At this step there should be a reappraisal of the patient’s clinical situation including, performance status, prognosis, his/her understanding of the clinical situation, and setting treatment goals accordingly.
The first step would be to find out all the medications a patient is taking. A list of medications can be used, but lists omit current medication with a frequency that can be as high as >80% in older patients. The accuracy of the correct record of the medications that patients are taking improves significantly if patients are asked to bring all their medication to consultations [18
Deprescribing should be carried out with the agreement of the patient and carers. They should be informed of the purpose of the medications and the reasons for withdrawing some of them. Even if a patient is reluctant to stop taking a medication he/she has used for many years, in later consultations the patient may agree to discontinue it [18
]. However, if the doctor deems a medication unsafe or unnecessary, he/she is not obliged to prescribe it.
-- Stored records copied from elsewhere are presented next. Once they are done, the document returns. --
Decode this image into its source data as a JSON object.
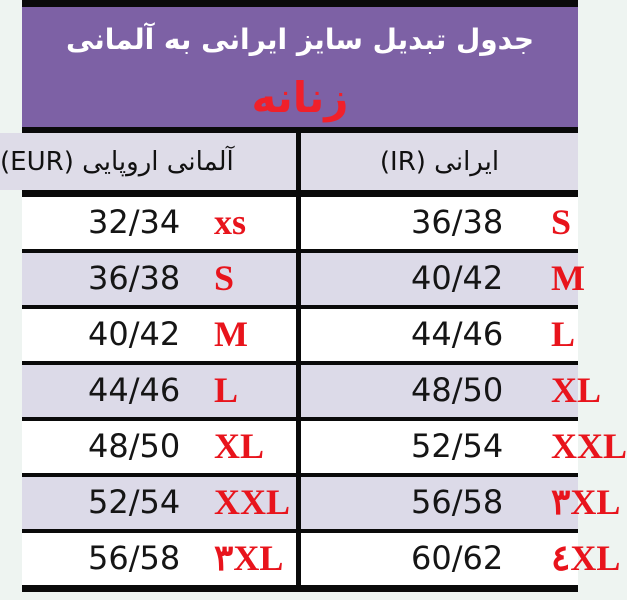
{
  "title": "جدول تبدیل سایز ایرانی به آلمانی",
  "subtitle": "زنانه",
  "columns": {
    "left": "آلمانی اروپایی (EUR)",
    "right": "ایرانی (IR)"
  },
  "colors": {
    "header": "#7d61a5",
    "accent": "#e8141c",
    "row_alt": "#dcdae8"
  },
  "rows": [
    {
      "eur": "32/34",
      "eur_size": "xs",
      "ir": "36/38",
      "ir_size": "S"
    },
    {
      "eur": "36/38",
      "eur_size": "S",
      "ir": "40/42",
      "ir_size": "M"
    },
    {
      "eur": "40/42",
      "eur_size": "M",
      "ir": "44/46",
      "ir_size": "L"
    },
    {
      "eur": "44/46",
      "eur_size": "L",
      "ir": "48/50",
      "ir_size": "XL"
    },
    {
      "eur": "48/50",
      "eur_size": "XL",
      "ir": "52/54",
      "ir_size": "XXL"
    },
    {
      "eur": "52/54",
      "eur_size": "XXL",
      "ir": "56/58",
      "ir_size": "۳XL"
    },
    {
      "eur": "56/58",
      "eur_size": "۳XL",
      "ir": "60/62",
      "ir_size": "٤XL"
    }
  ]
}
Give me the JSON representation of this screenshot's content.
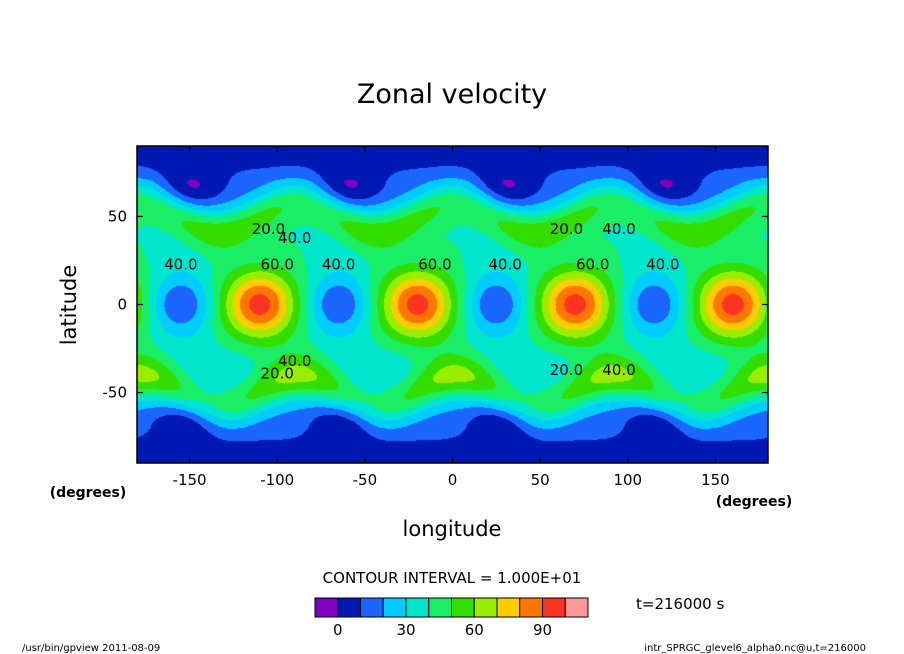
{
  "chart_data": {
    "type": "heatmap",
    "title": "Zonal velocity",
    "xlabel": "longitude",
    "ylabel": "latitude",
    "x_unit": "(degrees)",
    "y_unit": "(degrees)",
    "xlim": [
      -180,
      180
    ],
    "ylim": [
      -90,
      90
    ],
    "x_ticks": [
      -150,
      -100,
      -50,
      0,
      50,
      100,
      150
    ],
    "y_ticks": [
      50,
      0,
      -50
    ],
    "field_approx": {
      "equatorial_maxima_lon": [
        -110,
        -20,
        70,
        160
      ],
      "equatorial_maxima_value": 95,
      "equatorial_minima_lon": [
        -155,
        -65,
        25,
        115
      ],
      "equatorial_minima_value": 10,
      "midlatitude_bands_lat": [
        50,
        -50
      ],
      "polar_value": 5
    },
    "contour_labels": [
      {
        "text": "20.0",
        "lon": -105,
        "lat": 40
      },
      {
        "text": "40.0",
        "lon": -90,
        "lat": 35
      },
      {
        "text": "40.0",
        "lon": -155,
        "lat": 20
      },
      {
        "text": "60.0",
        "lon": -100,
        "lat": 20
      },
      {
        "text": "40.0",
        "lon": -65,
        "lat": 20
      },
      {
        "text": "60.0",
        "lon": -10,
        "lat": 20
      },
      {
        "text": "40.0",
        "lon": 30,
        "lat": 20
      },
      {
        "text": "60.0",
        "lon": 80,
        "lat": 20
      },
      {
        "text": "40.0",
        "lon": 120,
        "lat": 20
      },
      {
        "text": "20.0",
        "lon": 65,
        "lat": 40
      },
      {
        "text": "40.0",
        "lon": 95,
        "lat": 40
      },
      {
        "text": "40.0",
        "lon": -90,
        "lat": -35
      },
      {
        "text": "20.0",
        "lon": -100,
        "lat": -42
      },
      {
        "text": "20.0",
        "lon": 65,
        "lat": -40
      },
      {
        "text": "40.0",
        "lon": 95,
        "lat": -40
      }
    ],
    "contour_interval_text": "CONTOUR INTERVAL = 1.000E+01",
    "time_text": "t=216000 s",
    "colorbar": {
      "bounds": [
        -10,
        0,
        10,
        20,
        30,
        40,
        50,
        60,
        70,
        80,
        90,
        100,
        110
      ],
      "colors": [
        "#7f00bf",
        "#0019b3",
        "#1a66ff",
        "#00ccff",
        "#00e6cc",
        "#1aee66",
        "#33dd00",
        "#99ee00",
        "#ffcc00",
        "#ff7700",
        "#ff3322",
        "#ff9999"
      ],
      "tick_labels": [
        "0",
        "30",
        "60",
        "90"
      ],
      "tick_values": [
        0,
        30,
        60,
        90
      ]
    },
    "footer_left": "/usr/bin/gpview   2011-08-09",
    "footer_right": "intr_SPRGC_glevel6_alpha0.nc@u,t=216000"
  }
}
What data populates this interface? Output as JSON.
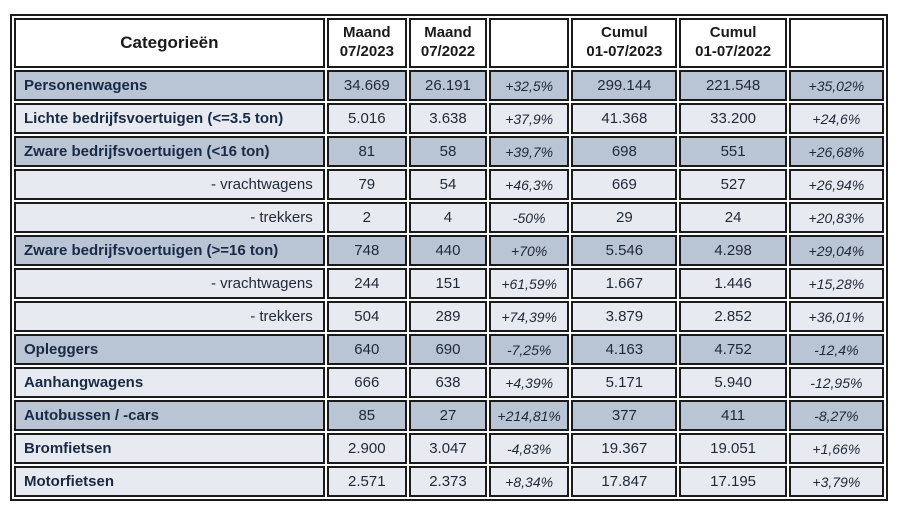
{
  "colors": {
    "row_dark": "#b9c4d5",
    "row_light": "#e7eaf0",
    "border": "#1b1b1b",
    "header_bg": "#ffffff",
    "number_text": "#1f2837",
    "label_text": "#182a44"
  },
  "table": {
    "header": [
      {
        "line1": "Categorieën",
        "line2": ""
      },
      {
        "line1": "Maand",
        "line2": "07/2023"
      },
      {
        "line1": "Maand",
        "line2": "07/2022"
      },
      {
        "line1": "",
        "line2": ""
      },
      {
        "line1": "Cumul",
        "line2": "01-07/2023"
      },
      {
        "line1": "Cumul",
        "line2": "01-07/2022"
      },
      {
        "line1": "",
        "line2": ""
      }
    ],
    "rows": [
      {
        "label": "Personenwagens",
        "shade": "dark",
        "emphasis": "bold",
        "maand_2023": "34.669",
        "maand_2022": "26.191",
        "pct_maand": "+32,5%",
        "cumul_2023": "299.144",
        "cumul_2022": "221.548",
        "pct_cumul": "+35,02%"
      },
      {
        "label": "Lichte bedrijfsvoertuigen (<=3.5 ton)",
        "shade": "light",
        "emphasis": "bold",
        "maand_2023": "5.016",
        "maand_2022": "3.638",
        "pct_maand": "+37,9%",
        "cumul_2023": "41.368",
        "cumul_2022": "33.200",
        "pct_cumul": "+24,6%"
      },
      {
        "label": "Zware bedrijfsvoertuigen (<16 ton)",
        "shade": "dark",
        "emphasis": "bold",
        "maand_2023": "81",
        "maand_2022": "58",
        "pct_maand": "+39,7%",
        "cumul_2023": "698",
        "cumul_2022": "551",
        "pct_cumul": "+26,68%"
      },
      {
        "label": "- vrachtwagens",
        "shade": "light",
        "emphasis": "sub",
        "maand_2023": "79",
        "maand_2022": "54",
        "pct_maand": "+46,3%",
        "cumul_2023": "669",
        "cumul_2022": "527",
        "pct_cumul": "+26,94%"
      },
      {
        "label": "- trekkers",
        "shade": "light",
        "emphasis": "sub",
        "maand_2023": "2",
        "maand_2022": "4",
        "pct_maand": "-50%",
        "cumul_2023": "29",
        "cumul_2022": "24",
        "pct_cumul": "+20,83%"
      },
      {
        "label": "Zware bedrijfsvoertuigen (>=16 ton)",
        "shade": "dark",
        "emphasis": "bold",
        "maand_2023": "748",
        "maand_2022": "440",
        "pct_maand": "+70%",
        "cumul_2023": "5.546",
        "cumul_2022": "4.298",
        "pct_cumul": "+29,04%"
      },
      {
        "label": "- vrachtwagens",
        "shade": "light",
        "emphasis": "sub",
        "maand_2023": "244",
        "maand_2022": "151",
        "pct_maand": "+61,59%",
        "cumul_2023": "1.667",
        "cumul_2022": "1.446",
        "pct_cumul": "+15,28%"
      },
      {
        "label": "- trekkers",
        "shade": "light",
        "emphasis": "sub",
        "maand_2023": "504",
        "maand_2022": "289",
        "pct_maand": "+74,39%",
        "cumul_2023": "3.879",
        "cumul_2022": "2.852",
        "pct_cumul": "+36,01%"
      },
      {
        "label": "Opleggers",
        "shade": "dark",
        "emphasis": "bold",
        "maand_2023": "640",
        "maand_2022": "690",
        "pct_maand": "-7,25%",
        "cumul_2023": "4.163",
        "cumul_2022": "4.752",
        "pct_cumul": "-12,4%"
      },
      {
        "label": "Aanhangwagens",
        "shade": "light",
        "emphasis": "bold",
        "maand_2023": "666",
        "maand_2022": "638",
        "pct_maand": "+4,39%",
        "cumul_2023": "5.171",
        "cumul_2022": "5.940",
        "pct_cumul": "-12,95%"
      },
      {
        "label": "Autobussen / -cars",
        "shade": "dark",
        "emphasis": "bold",
        "maand_2023": "85",
        "maand_2022": "27",
        "pct_maand": "+214,81%",
        "cumul_2023": "377",
        "cumul_2022": "411",
        "pct_cumul": "-8,27%"
      },
      {
        "label": "Bromfietsen",
        "shade": "light",
        "emphasis": "bold",
        "maand_2023": "2.900",
        "maand_2022": "3.047",
        "pct_maand": "-4,83%",
        "cumul_2023": "19.367",
        "cumul_2022": "19.051",
        "pct_cumul": "+1,66%"
      },
      {
        "label": "Motorfietsen",
        "shade": "light",
        "emphasis": "bold",
        "maand_2023": "2.571",
        "maand_2022": "2.373",
        "pct_maand": "+8,34%",
        "cumul_2023": "17.847",
        "cumul_2022": "17.195",
        "pct_cumul": "+3,79%"
      }
    ]
  }
}
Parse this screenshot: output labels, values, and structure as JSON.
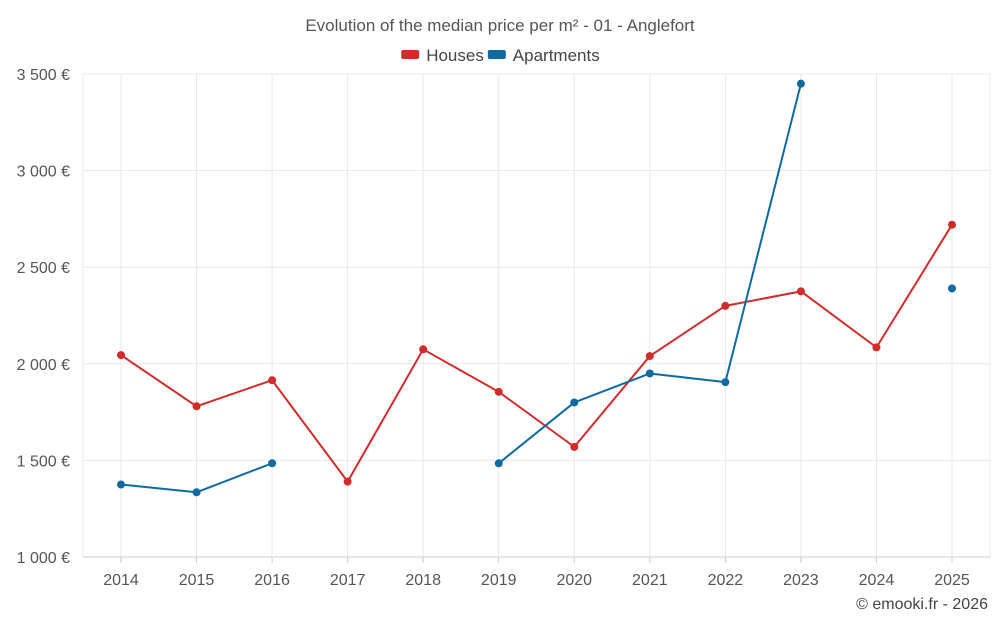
{
  "chart_data": {
    "type": "line",
    "title": "Evolution of the median price per m² - 01 - Anglefort",
    "categories": [
      "2014",
      "2015",
      "2016",
      "2017",
      "2018",
      "2019",
      "2020",
      "2021",
      "2022",
      "2023",
      "2024",
      "2025"
    ],
    "ylim": [
      1000,
      3500
    ],
    "yticks": [
      1000,
      1500,
      2000,
      2500,
      3000,
      3500
    ],
    "ytick_labels": [
      "1 000 €",
      "1 500 €",
      "2 000 €",
      "2 500 €",
      "3 000 €",
      "3 500 €"
    ],
    "xlabel": "",
    "ylabel": "",
    "grid": true,
    "legend_position": "top-center",
    "series": [
      {
        "name": "Houses",
        "color": "#d32a2a",
        "values": [
          2045,
          1780,
          1915,
          1390,
          2075,
          1855,
          1570,
          2040,
          2300,
          2375,
          2085,
          2720
        ]
      },
      {
        "name": "Apartments",
        "color": "#0f6aa0",
        "values": [
          1375,
          1335,
          1485,
          null,
          null,
          1485,
          1800,
          1950,
          1905,
          3450,
          null,
          2390
        ]
      }
    ]
  },
  "credit": "© emooki.fr - 2026"
}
In this step, drugs which can be deprescribed in the first place without causing harm should be identified: drugs which are no longer being used or are duplicated; drugs which are causing relevant adverse effects; drugs prescribed for conditions that have been resolved; medication used for controlling side effects of another medication which has been discontinued, such as proton pump inhibitors prescribed for the prevention of gastroduodenal toxicity in patients taking nonsteroidal anti-inflammatory drugs which were discontinued [18
In the fourth step, it is important to address medication that: requires a long time until benefit, outside of the patients’ expected lifespan such as statins that take more than one year to produce a benefit, being useless in patients with a short-expected survival time; has no proven benefit beyond a certain age, independent of the life expectancy of patients, such as bisphosphonates that do not protect women aged over 80 years and without previous hip or vertebral fractures from hip or wrist fractures [18
The fifth step is for the identification of medications that could be withdrawn, but slowly, because they would probably cause withdrawal or rebound symptoms or disease recrudescence with associated symptoms, that can become serious if discontinued abruptly, such as α-blockers, β-blockers, ACE-inhibitors, anti-anginal agents, anticonvulsants, antidepressants, anti-Parkinsonian agents, antipsychotics, anticholinergics, baclofen, benzodiazepines, corticosteroid, and digoxin [3
]. Patients and families should be warned of the problems that can be anticipated and advised of what to do in case of occurrence of such a problem.
The process of deprescribing should be monitored carefully in follow up appointments to identify clinical problems that may occur and to respond to misunderstandings and doubts about the process that may arise.
Inappropriate drug use in advanced cancer patients may cause harm and increases costs. It is important that health professionals recognize this problem, mainly doctors who have the responsibility for prescribing drugs, but other team members too, such as nurses and pharmacists who also have an important role. There are, however, several barriers to deprescription that may be not easy to overcome. The development of tools for identifying inappropriate medications and strategies for deprescription can help professionals dealing with those patients to reduce the irrelevant and the potentially harmful medication. To assist professionals to deal with this problem a six-step method is proposed.